Pada 2009, ekspedisi ini telah merekam sejumlah ikan raja laut di Teluk Manado dan sekitarnya.
November 2010, Fukushima bekerja sama dengan Fakultas Perikanan dan Ilmu Kelautan Universitas Sam Ratulangi Manado untuk melacak coelacanth Biak, Papua.
Di Biak, tim menemukan ikan raja laut pada 11 November di kedalaman 210 meter. Tanggal 13 November di kedalaman 194 meter dan 15 November di kedalaman 194 meter. Total 5 individu yang ditemukan dalam ekspedisi ini.

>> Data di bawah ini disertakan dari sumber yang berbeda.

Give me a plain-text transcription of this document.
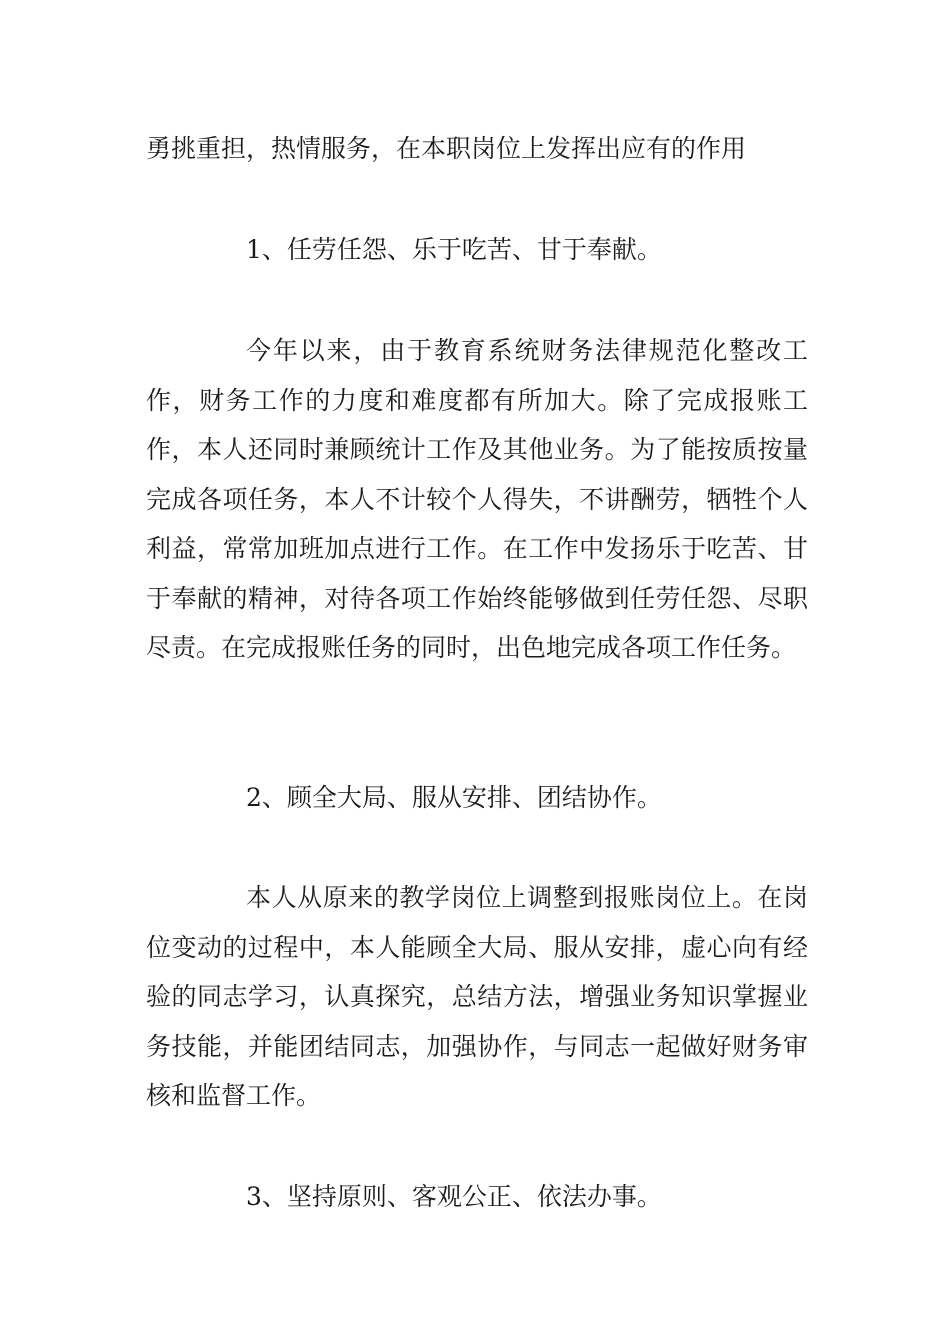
勇挑重担，热情服务，在本职岗位上发挥出应有的作用

1、任劳任怨、乐于吃苦、甘于奉献。

今年以来，由于教育系统财务法律规范化整改工作，财务工作的力度和难度都有所加大。除了完成报账工作，本人还同时兼顾统计工作及其他业务。为了能按质按量完成各项任务，本人不计较个人得失，不讲酬劳，牺牲个人利益，常常加班加点进行工作。在工作中发扬乐于吃苦、甘于奉献的精神，对待各项工作始终能够做到任劳任怨、尽职尽责。在完成报账任务的同时，出色地完成各项工作任务。

2、顾全大局、服从安排、团结协作。

本人从原来的教学岗位上调整到报账岗位上。在岗位变动的过程中，本人能顾全大局、服从安排，虚心向有经验的同志学习，认真探究，总结方法，增强业务知识掌握业务技能，并能团结同志，加强协作，与同志一起做好财务审核和监督工作。

3、坚持原则、客观公正、依法办事。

Maret Maret 2011, terjadi gempa disusul dengan tsunami di Jepang. Akuarium Fukushima rusak. Survei ikan coelacanth dihentikan sementara.
Survei Aquamarine Fukushima
April 2005: tidak ditemukan ikan coelacanth.
Mei / Juni 2006, memotret 7 individu di perairan Buol, Sulawesi Tengah.
Desember 2006, memotret 3 individu di Buol.
Juni 2007, memotret 1 individu di perairan Malalayang, Manado.
14 September 2009, memotret 1 individu, di Pulau Talise.
24 September 2009, memotret 6 individu di Pulau Talise.
6 Oktober 2009, memotret 1 individu juvenil di Teluk Manado.
November 2010, menemukan dan memfilmkan 5 coelacanth di Biak, papua.
Mei-Juni 2012, melanjutkan survei di Manado.
Juni, 2013, merekam satu coelacanth di Teluk Manado.
Agustus 2014, Aquamarine Fukishima membangun fasilitas penelitian coelacanth di Sulawesi.